Mi intención fue la de pasar de largo e ignorarla pero el verdor de sus enormes pupilas me paró en seco.

– Sí, hablo español. ¿En qué puedo servirla?

Me acerqué a ella arrastrando mi carrito de rueditas chuecas- ring-riang-ring-riang- encima del cual descansaba mi mariconera con mi pasaporte a cuestas.

-¡Gracias, Dios mío!, exhaló aliviada, como si se acabara de sacar el premio mayor.

– Le pedí a los ángeles que me auxiliaran cuando lo vi pasar entre la multitud. Estaba perdida hasta que usted pasó.
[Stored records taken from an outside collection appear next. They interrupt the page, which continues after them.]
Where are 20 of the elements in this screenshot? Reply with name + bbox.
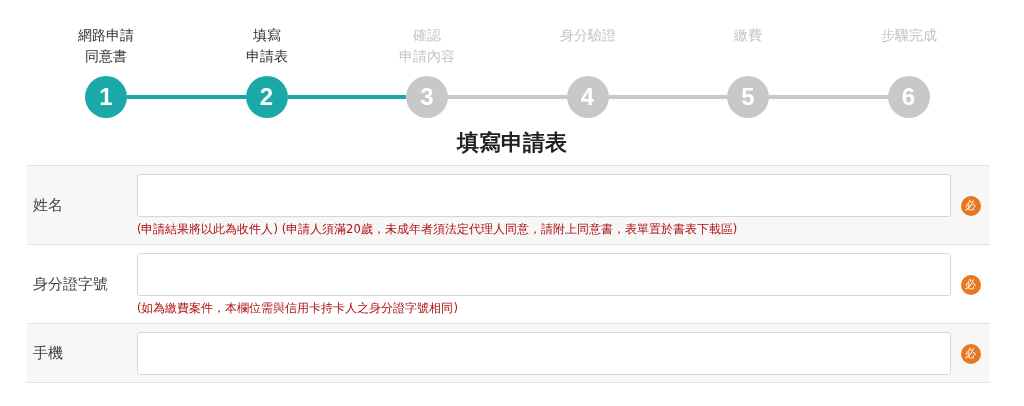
field-label: 手機 <box>32 344 64 363</box>
step-label: 填寫 申請表 <box>245 26 288 66</box>
step-label: 步驟完成 <box>880 26 937 45</box>
step-label: 身分驗證 <box>559 26 616 45</box>
step-label: 繳費 <box>734 26 763 45</box>
field-label: 身分證字號 <box>32 275 109 294</box>
required-badge: 必 <box>960 195 981 216</box>
field-label: 姓名 <box>32 196 64 215</box>
input-field[interactable] <box>137 332 951 375</box>
input-field[interactable] <box>137 174 951 217</box>
field-hint: (申請結果將以此為收件人) (申請人須滿20歲，未成年者須法定代理人同意，請附上同意書，表單置於書表下載區) <box>137 222 739 237</box>
required-badge: 必 <box>960 274 981 295</box>
form-title: 填寫申請表 <box>455 129 568 157</box>
step-label: 確認 申請內容 <box>399 26 456 66</box>
required-badge: 必 <box>960 343 981 364</box>
step-number: 2 <box>245 76 288 118</box>
input-field[interactable] <box>137 253 951 296</box>
step-label: 網路申請 同意書 <box>78 26 135 66</box>
field-hint: (如為繳費案件，本欄位需與信用卡持卡人之身分證字號相同) <box>137 301 459 316</box>
step-number: 1 <box>85 76 127 118</box>
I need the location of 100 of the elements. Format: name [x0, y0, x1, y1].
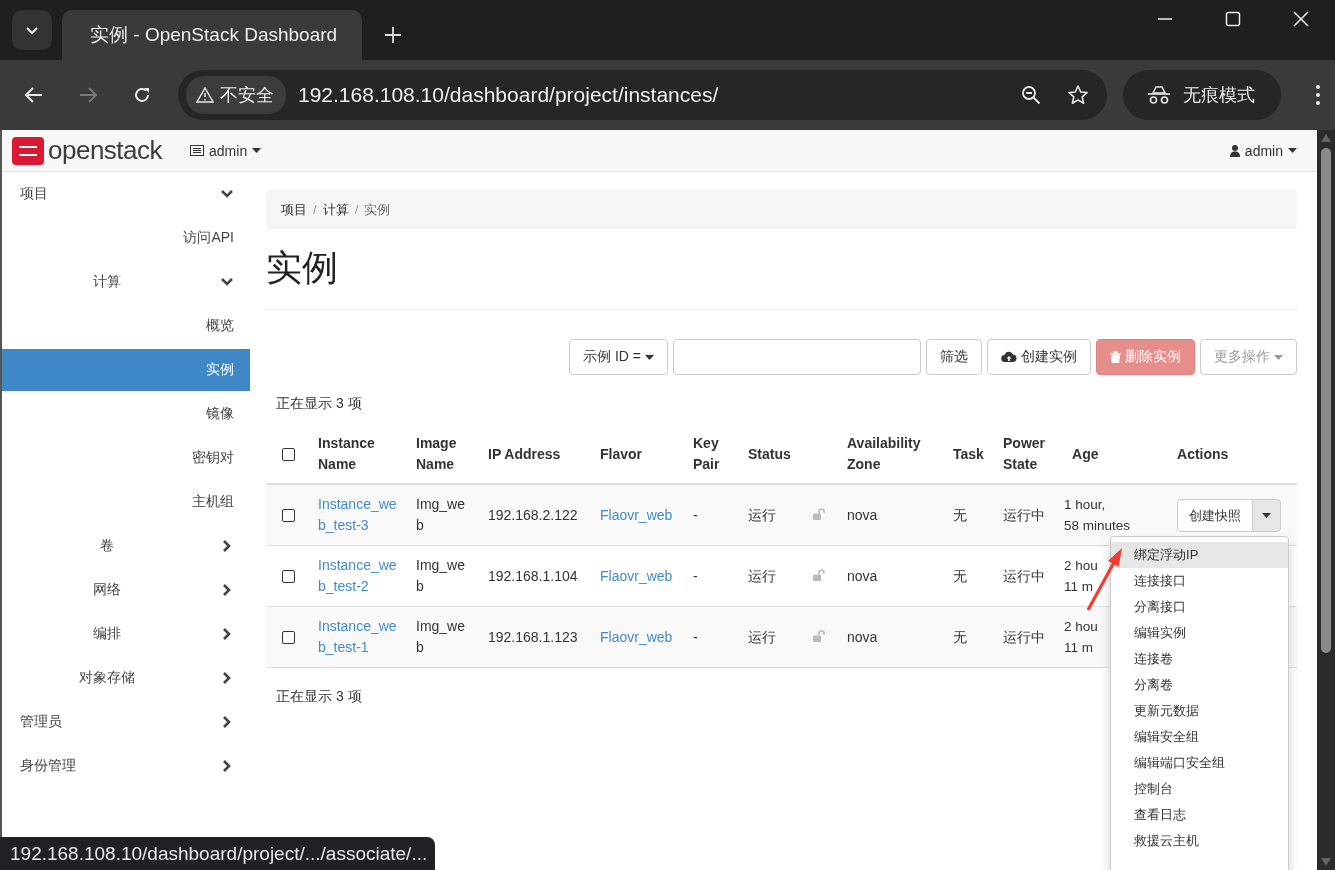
user-menu[interactable]: admin [1229, 142, 1297, 159]
age-text: 58 minutes [1064, 517, 1131, 535]
table-cell-text: Img_web [416, 617, 467, 657]
breadcrumb-item: 实例 [364, 200, 391, 219]
breadcrumb-item[interactable]: 计算 [322, 200, 349, 219]
warning-icon [196, 87, 214, 103]
menu-item[interactable]: 查看日志 [1111, 801, 1288, 828]
age-text: 11 m [1064, 578, 1094, 596]
sidebar-item[interactable]: 网络 [2, 568, 250, 612]
column-header: Actions [1177, 445, 1229, 462]
caret-icon [645, 354, 654, 360]
sidebar-item[interactable]: 镜像 [2, 392, 250, 436]
menu-item[interactable]: 编辑实例 [1111, 619, 1288, 646]
sidebar-item[interactable]: 密钥对 [2, 436, 250, 480]
menu-item[interactable]: 救援云主机 [1111, 827, 1288, 854]
zoom-out-icon[interactable] [1021, 85, 1041, 105]
reload-icon[interactable] [132, 85, 152, 105]
menu-item[interactable]: 控制台 [1111, 775, 1288, 802]
list-icon [190, 145, 205, 156]
incognito-label: 无痕模式 [1183, 84, 1255, 107]
security-chip[interactable]: 不安全 [186, 76, 286, 114]
breadcrumb-item[interactable]: 项目 [281, 200, 307, 219]
table-cell: nova [847, 506, 878, 523]
table-cell: 无 [953, 567, 967, 584]
table-cell: 运行中 [1003, 506, 1045, 523]
item-count: 正在显示 3 项 [275, 394, 363, 413]
age-text: 2 hou [1064, 618, 1098, 636]
table-cell: 运行中 [1003, 628, 1045, 645]
star-icon[interactable] [1067, 84, 1089, 106]
table-cell: 运行中 [1003, 567, 1045, 584]
browser-tab[interactable]: 实例 - OpenStack Dashboard [62, 10, 362, 60]
table-cell: 无 [953, 628, 967, 645]
incognito-icon [1147, 85, 1171, 105]
caret-icon [252, 148, 262, 153]
filter-select[interactable]: 示例 ID = [569, 339, 668, 375]
scrollbar-thumb[interactable] [1321, 148, 1331, 653]
forward-icon[interactable] [78, 85, 98, 105]
flavor-link[interactable]: Flaovr_web [600, 567, 673, 584]
sidebar-item[interactable]: 主机组 [2, 480, 250, 524]
table-cell: - [693, 567, 698, 584]
filter-button[interactable]: 筛选 [926, 339, 982, 375]
unlocked-padlock-icon [813, 507, 825, 520]
menu-item[interactable]: 连接卷 [1111, 645, 1288, 672]
table-cell: 运行 [748, 567, 776, 584]
logo-text: openstack [48, 135, 163, 166]
sidebar-item[interactable]: 管理员 [2, 700, 250, 744]
user-icon [1229, 144, 1240, 157]
address-bar[interactable]: 不安全 192.168.108.10/dashboard/project/instances/ [178, 70, 1107, 120]
menu-item[interactable]: 编辑安全组 [1111, 723, 1288, 750]
column-header: Availability Zone [847, 435, 921, 472]
create-instance-button[interactable]: 创建实例 [987, 339, 1091, 375]
sidebar-item[interactable]: 访问API [2, 216, 250, 260]
item-count: 正在显示 3 项 [275, 687, 363, 706]
column-header: Image Name [416, 435, 457, 472]
table-cell: - [693, 628, 698, 645]
scrollbar[interactable] [1317, 130, 1335, 870]
row-checkbox[interactable] [282, 631, 295, 645]
instance-link[interactable]: Instance_web_test-2 [318, 555, 400, 597]
column-header: Instance Name [318, 435, 375, 472]
menu-item[interactable]: 更新元数据 [1111, 697, 1288, 724]
sidebar-item[interactable]: 计算 [2, 260, 250, 304]
incognito-chip[interactable]: 无痕模式 [1123, 70, 1281, 120]
sidebar-item[interactable]: 实例 [2, 349, 250, 391]
actions-dropdown-toggle[interactable] [1252, 498, 1281, 532]
maximize-icon[interactable] [1225, 11, 1241, 27]
caret-icon [1274, 354, 1283, 360]
sidebar-item[interactable]: 项目 [2, 172, 250, 216]
table-cell: 192.168.1.104 [488, 567, 578, 584]
scroll-up-arrow-icon[interactable] [1321, 134, 1331, 142]
table-cell-text: Img_web [416, 556, 467, 596]
sidebar-item[interactable]: 编排 [2, 612, 250, 656]
sidebar-item[interactable]: 对象存储 [2, 656, 250, 700]
column-header: Status [748, 445, 791, 462]
table-cell: nova [847, 567, 878, 584]
filter-input[interactable] [673, 339, 921, 375]
row-checkbox[interactable] [282, 509, 295, 523]
close-icon[interactable] [1293, 11, 1309, 27]
menu-item[interactable]: 编辑端口安全组 [1111, 749, 1288, 776]
age-text: 2 hou [1064, 557, 1098, 575]
back-icon[interactable] [24, 85, 44, 105]
scroll-down-arrow-icon[interactable] [1321, 858, 1331, 866]
tab-title: 实例 - OpenStack Dashboard [90, 23, 338, 47]
menu-item[interactable]: 分离接口 [1111, 593, 1288, 620]
menu-item[interactable]: 分离卷 [1111, 671, 1288, 698]
table-cell: - [693, 506, 698, 523]
menu-item[interactable]: 连接接口 [1111, 567, 1288, 594]
sidebar-item[interactable]: 概览 [2, 304, 250, 348]
select-all-checkbox[interactable] [282, 448, 295, 462]
column-header: Key Pair [693, 435, 720, 472]
row-checkbox[interactable] [282, 570, 295, 584]
menu-item[interactable]: 绑定浮动IP [1111, 541, 1288, 568]
table-cell: 192.168.1.123 [488, 628, 578, 645]
table-cell-text: Img_web [416, 495, 467, 535]
sidebar-item[interactable]: 身份管理 [2, 744, 250, 788]
snapshot-button[interactable]: 创建快照 [1177, 498, 1253, 532]
column-header: Power State [1003, 435, 1046, 472]
project-menu[interactable]: admin [190, 142, 262, 159]
new-tab-icon[interactable] [384, 26, 402, 44]
kebab-menu-icon[interactable] [1315, 84, 1321, 106]
sidebar-item[interactable]: 卷 [2, 524, 250, 568]
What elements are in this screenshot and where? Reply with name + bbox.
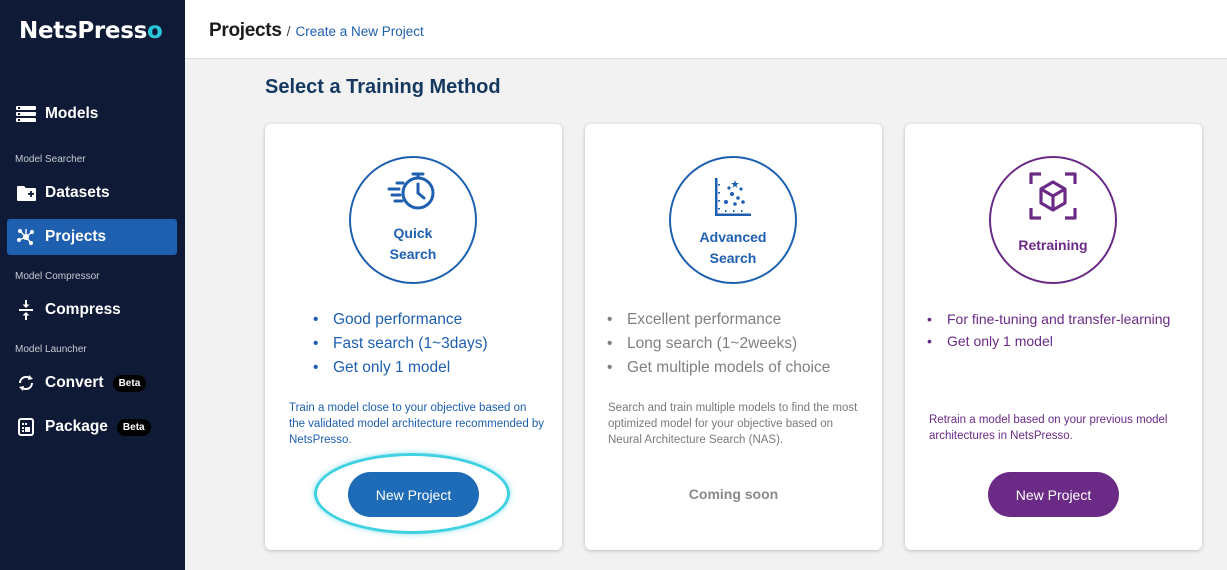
feature-item: Get only 1 model: [313, 356, 488, 380]
card-title-line: Search: [389, 246, 437, 262]
new-project-button[interactable]: New Project: [348, 472, 479, 517]
sidebar-item-label: Models: [45, 105, 99, 122]
sidebar-item-models[interactable]: Models: [7, 96, 177, 132]
sidebar-item-package[interactable]: Package Beta: [7, 409, 177, 445]
sidebar-item-datasets[interactable]: Datasets: [7, 175, 177, 211]
advanced-search-badge: Advanced Search: [669, 156, 797, 284]
feature-item: Get multiple models of choice: [607, 356, 830, 380]
card-title-line: Quick: [393, 225, 433, 241]
card-description: Train a model close to your objective ba…: [289, 402, 545, 446]
folder-plus-icon: [16, 183, 36, 203]
breadcrumb: Projects / Create a New Project: [209, 20, 424, 42]
feature-item: Get only 1 model: [927, 330, 1170, 352]
card-description: Search and train multiple models to find…: [608, 402, 858, 446]
logo-accent: o: [147, 18, 163, 44]
breadcrumb-separator: /: [286, 23, 291, 39]
network-icon: [16, 227, 36, 247]
card-description: Retrain a model based on your previous m…: [929, 414, 1168, 442]
sidebar-item-label: Projects: [45, 228, 107, 245]
quick-search-badge: Quick Search: [349, 156, 477, 284]
card-title: Quick Search: [390, 223, 437, 265]
feature-item: Good performance: [313, 308, 488, 332]
card-quick-search: Quick Search Good performance Fast searc…: [265, 124, 562, 550]
list-icon: [16, 104, 36, 124]
coming-soon-label: Coming soon: [688, 486, 779, 502]
sidebar-item-label: Package: [45, 418, 108, 435]
sidebar-item-projects[interactable]: Projects: [7, 219, 177, 255]
compress-icon: [16, 300, 36, 320]
logo-text: NetsPress: [19, 18, 148, 44]
card-title-line: Advanced: [699, 229, 767, 245]
breadcrumb-current: Create a New Project: [295, 24, 424, 39]
section-label-model-launcher: Model Launcher: [15, 344, 87, 355]
sidebar-item-label: Convert: [45, 374, 104, 391]
section-label-model-compressor: Model Compressor: [15, 271, 100, 282]
beta-badge: Beta: [112, 374, 147, 392]
cube-icon: [1029, 172, 1077, 225]
scatter-plot-icon: [713, 176, 753, 223]
refresh-icon: [16, 373, 36, 393]
sidebar-item-label: Compress: [45, 301, 121, 318]
fast-stopwatch-icon: [387, 170, 439, 217]
sidebar: NetsPresso Models Model Searcher Dataset…: [0, 0, 185, 570]
feature-list: Good performance Fast search (1~3days) G…: [313, 308, 488, 380]
breadcrumb-projects[interactable]: Projects: [209, 20, 282, 42]
feature-item: Fast search (1~3days): [313, 332, 488, 356]
card-title: Retraining: [1018, 235, 1087, 256]
top-bar: Projects / Create a New Project: [185, 0, 1227, 59]
retraining-badge: Retraining: [989, 156, 1117, 284]
package-icon: [16, 417, 36, 437]
sidebar-item-compress[interactable]: Compress: [7, 292, 177, 328]
feature-list: Excellent performance Long search (1~2we…: [607, 308, 830, 380]
feature-list: For fine-tuning and transfer-learning Ge…: [927, 308, 1170, 352]
card-title-line: Retraining: [1018, 237, 1088, 253]
card-retraining: Retraining For fine-tuning and transfer-…: [905, 124, 1202, 550]
beta-badge: Beta: [116, 418, 151, 436]
card-title: Advanced Search: [700, 227, 767, 269]
sidebar-item-label: Datasets: [45, 184, 110, 201]
feature-item: Excellent performance: [607, 308, 830, 332]
section-label-model-searcher: Model Searcher: [15, 154, 86, 165]
card-title-line: Search: [709, 250, 757, 266]
netspresso-logo[interactable]: NetsPresso: [19, 18, 163, 44]
page-title: Select a Training Method: [265, 76, 501, 98]
sidebar-item-convert[interactable]: Convert Beta: [7, 365, 177, 401]
card-advanced-search: Advanced Search Excellent performance Lo…: [585, 124, 882, 550]
new-project-button[interactable]: New Project: [988, 472, 1119, 517]
feature-item: For fine-tuning and transfer-learning: [927, 308, 1170, 330]
feature-item: Long search (1~2weeks): [607, 332, 830, 356]
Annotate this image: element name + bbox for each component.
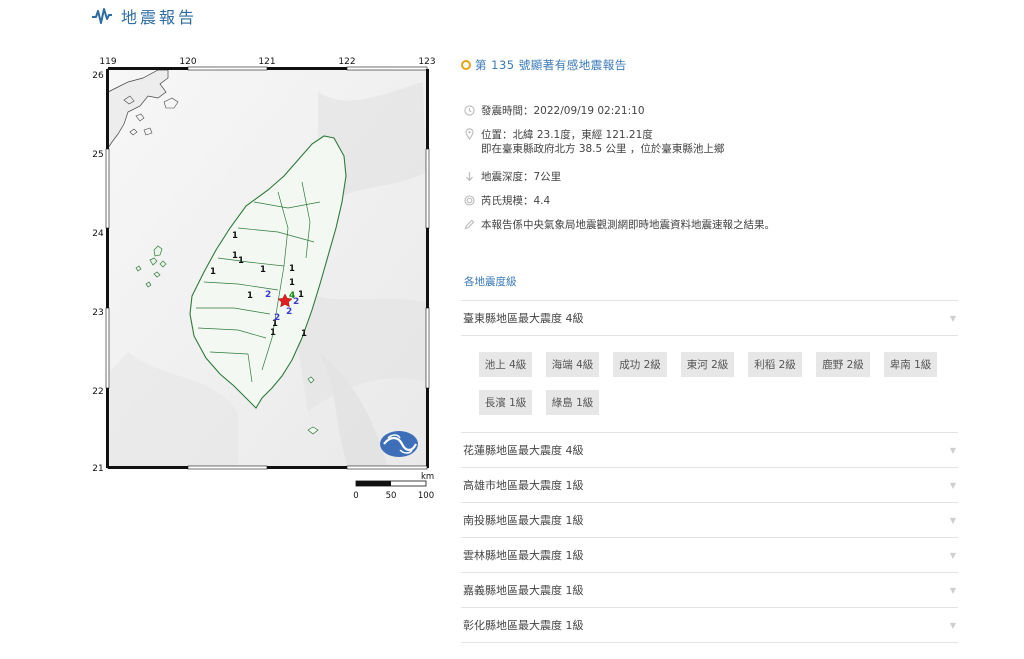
report-title-text: 第 135 號顯著有感地震報告 xyxy=(475,58,627,72)
scale-label: 100 xyxy=(418,491,434,501)
depth-icon xyxy=(463,170,475,182)
region-label: 雲林縣地區最大震度 1級 xyxy=(463,549,584,562)
station-chip[interactable]: 長濱 1級 xyxy=(479,390,532,415)
region-label: 臺東縣地區最大震度 4級 xyxy=(463,312,584,325)
intensity-mark: 1 xyxy=(289,278,295,288)
circle-icon xyxy=(461,60,471,70)
station-chip[interactable]: 池上 4級 xyxy=(479,352,532,377)
intensity-section-title: 各地震度級 xyxy=(464,276,517,288)
info-depth-text: 地震深度：7公里 xyxy=(481,170,562,183)
divider xyxy=(461,642,958,643)
seismograph-icon xyxy=(91,7,113,25)
intensity-mark: 1 xyxy=(289,264,295,274)
chevron-down-icon: ▼ xyxy=(949,550,956,560)
intensity-mark: 1 xyxy=(238,256,244,266)
magnitude-icon xyxy=(463,194,475,206)
lat-tick: 22 xyxy=(92,387,103,397)
station-chip[interactable]: 鹿野 2級 xyxy=(816,352,870,377)
lat-tick: 24 xyxy=(92,229,104,239)
report-info: 發震時間：2022/09/19 02:21:10 xyxy=(463,103,958,117)
pencil-icon xyxy=(463,218,475,230)
intensity-mark: 1 xyxy=(232,231,238,241)
lon-tick: 119 xyxy=(99,57,116,67)
region-label: 南投縣地區最大震度 1級 xyxy=(463,514,584,527)
divider xyxy=(461,335,958,336)
location-pin-icon xyxy=(463,128,475,140)
station-chip[interactable]: 東河 2級 xyxy=(681,352,734,377)
region-label: 彰化縣地區最大震度 1級 xyxy=(463,619,584,632)
page-header: 地震報告 xyxy=(91,4,197,28)
scale-label: 50 xyxy=(386,491,397,501)
intensity-mark: 1 xyxy=(270,328,276,338)
report-note: 本報告係中央氣象局地震觀測網即時地震資料地震速報之結果。 xyxy=(463,217,958,231)
longitude-axis: 119 120 121 122 123 xyxy=(99,57,436,71)
info-magnitude-text: 芮氏規模：4.4 xyxy=(481,194,551,207)
region-row-taitung[interactable]: 臺東縣地區最大震度 4級 ▼ xyxy=(461,301,958,335)
report-location: 位置：北緯 23.1度，東經 121.21度 即在臺東縣政府北方 38.5 公里… xyxy=(463,127,958,155)
chevron-down-icon: ▼ xyxy=(949,515,956,525)
earthquake-map[interactable]: 119 120 121 122 123 26 25 24 23 22 21 1 xyxy=(88,52,438,507)
scale-bar: km 0 50 100 xyxy=(353,472,434,501)
chevron-down-icon: ▼ xyxy=(949,445,956,455)
info-time: 發震時間：2022/09/19 02:21:10 xyxy=(463,103,958,117)
lat-tick: 23 xyxy=(92,308,103,318)
intensity-mark-blue: 2 xyxy=(286,307,292,317)
info-location-text: 位置：北緯 23.1度，東經 121.21度 xyxy=(481,128,653,141)
info-time-text: 發震時間：2022/09/19 02:21:10 xyxy=(481,104,645,117)
info-note-text: 本報告係中央氣象局地震觀測網即時地震資料地震速報之結果。 xyxy=(481,218,775,231)
lon-tick: 120 xyxy=(179,57,196,67)
lat-tick: 26 xyxy=(92,71,104,81)
report-magnitude: 芮氏規模：4.4 xyxy=(463,193,958,207)
station-chip[interactable]: 綠島 1級 xyxy=(546,390,599,415)
chevron-down-icon: ▼ xyxy=(949,313,956,323)
intensity-mark: 1 xyxy=(210,267,216,277)
clock-icon xyxy=(463,104,475,116)
region-row-hualien[interactable]: 花蓮縣地區最大震度 4級 ▼ xyxy=(461,433,958,467)
chevron-down-icon: ▼ xyxy=(949,480,956,490)
info-location-detail: 即在臺東縣政府北方 38.5 公里 ，位於臺東縣池上鄉 xyxy=(481,142,725,155)
intensity-mark: 1 xyxy=(301,329,307,339)
scale-unit: km xyxy=(421,472,434,482)
region-label: 嘉義縣地區最大震度 1級 xyxy=(463,584,584,597)
scale-label: 0 xyxy=(353,491,358,501)
cwb-logo-icon xyxy=(380,431,418,457)
region-row-yunlin[interactable]: 雲林縣地區最大震度 1級 ▼ xyxy=(461,538,958,572)
region-row-changhua[interactable]: 彰化縣地區最大震度 1級 ▼ xyxy=(461,608,958,642)
region-row-kaohsiung[interactable]: 高雄市地區最大震度 1級 ▼ xyxy=(461,468,958,502)
region-row-chiayi[interactable]: 嘉義縣地區最大震度 1級 ▼ xyxy=(461,573,958,607)
intensity-mark-blue: 2 xyxy=(274,313,280,323)
intensity-mark: 1 xyxy=(247,291,253,301)
region-label: 花蓮縣地區最大震度 4級 xyxy=(463,444,584,457)
page-title: 地震報告 xyxy=(121,8,198,27)
lat-tick: 21 xyxy=(92,464,103,474)
station-chip[interactable]: 利稻 2級 xyxy=(748,352,802,377)
report-title: 第 135 號顯著有感地震報告 xyxy=(461,56,958,74)
station-chip[interactable]: 海端 4級 xyxy=(546,352,599,377)
region-label: 高雄市地區最大震度 1級 xyxy=(463,479,584,492)
station-chip[interactable]: 成功 2級 xyxy=(613,352,667,377)
chevron-down-icon: ▼ xyxy=(949,585,956,595)
lon-tick: 121 xyxy=(258,57,275,67)
lon-tick: 122 xyxy=(338,57,355,67)
lon-tick: 123 xyxy=(418,57,435,67)
region-row-nantou[interactable]: 南投縣地區最大震度 1級 ▼ xyxy=(461,503,958,537)
intensity-mark-blue: 2 xyxy=(265,290,271,300)
report-depth: 地震深度：7公里 xyxy=(463,169,958,183)
station-chip[interactable]: 卑南 1級 xyxy=(884,352,937,377)
chevron-down-icon: ▼ xyxy=(949,620,956,630)
report-panel: 第 135 號顯著有感地震報告 發震時間：2022/09/19 02:21:10… xyxy=(461,56,958,643)
lat-tick: 25 xyxy=(92,150,103,160)
intensity-mark: 1 xyxy=(260,265,266,275)
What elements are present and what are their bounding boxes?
Usted es mi ángel de hoy.- dijo. 

– Mi nombre es Valentina Morales, soy de Cochabamba y no hablo inglés. Necesito ayuda cuando aterricemos en Miami para hacer la transferencia  hacia La Paz. .

– ¿A la paz de la Paz?- le pregunte bromeándola.

– No, a Bolivia, a la Paz de los Andes.

– No se preocupe, se lo indicaré al llegar a Miami- le sonreí como si nos hubiéramos conocido desde mucho antes de que ambos hubiéramos venido a este mundo.

No la volví a ver durante las tres horas que duró el vuelo, ensimismado en mis propias preocupaciones. Sin embargo, al llegar a Miami ella me esperaba a los pies del avión, como si hubiera llegado allí antes del vuelo haber salido de New York.

– Pensé que se había olvidado de su amiga perdida- me sonrió una vez más.

Caminamos en silencio forzado, como monjes encapuchados saliendo de una catedral medieval. El ring-riang de mi carrito traía a mi mente las preocupaciones que volaron conmigo en el avión sin dejarme dormir. No traía equipaje pero llevaba a cuesta cinco maletas repletas de problemas por resolver. Ella pareció intuirlo y, siguiéndome como un corderito, conversamos a través de las sonrisas, como si ambos fuéramos duchos en telepatía mental y ella fuera una princesa real.

La trayectoria nos pareció  una eternidad, porque el aeropuerto internacional de Miami es uno de los más largos del mundo desde donde deja a uno el avión hasta la salida final. Además de ser uno de los menos hospitalarios, los pasajeros se amontonan como en un hervidero de anti turistas, porque viajero que llega viajero que al que no le quedan ganas de volver jamás. En eso le gana al de Nueva York.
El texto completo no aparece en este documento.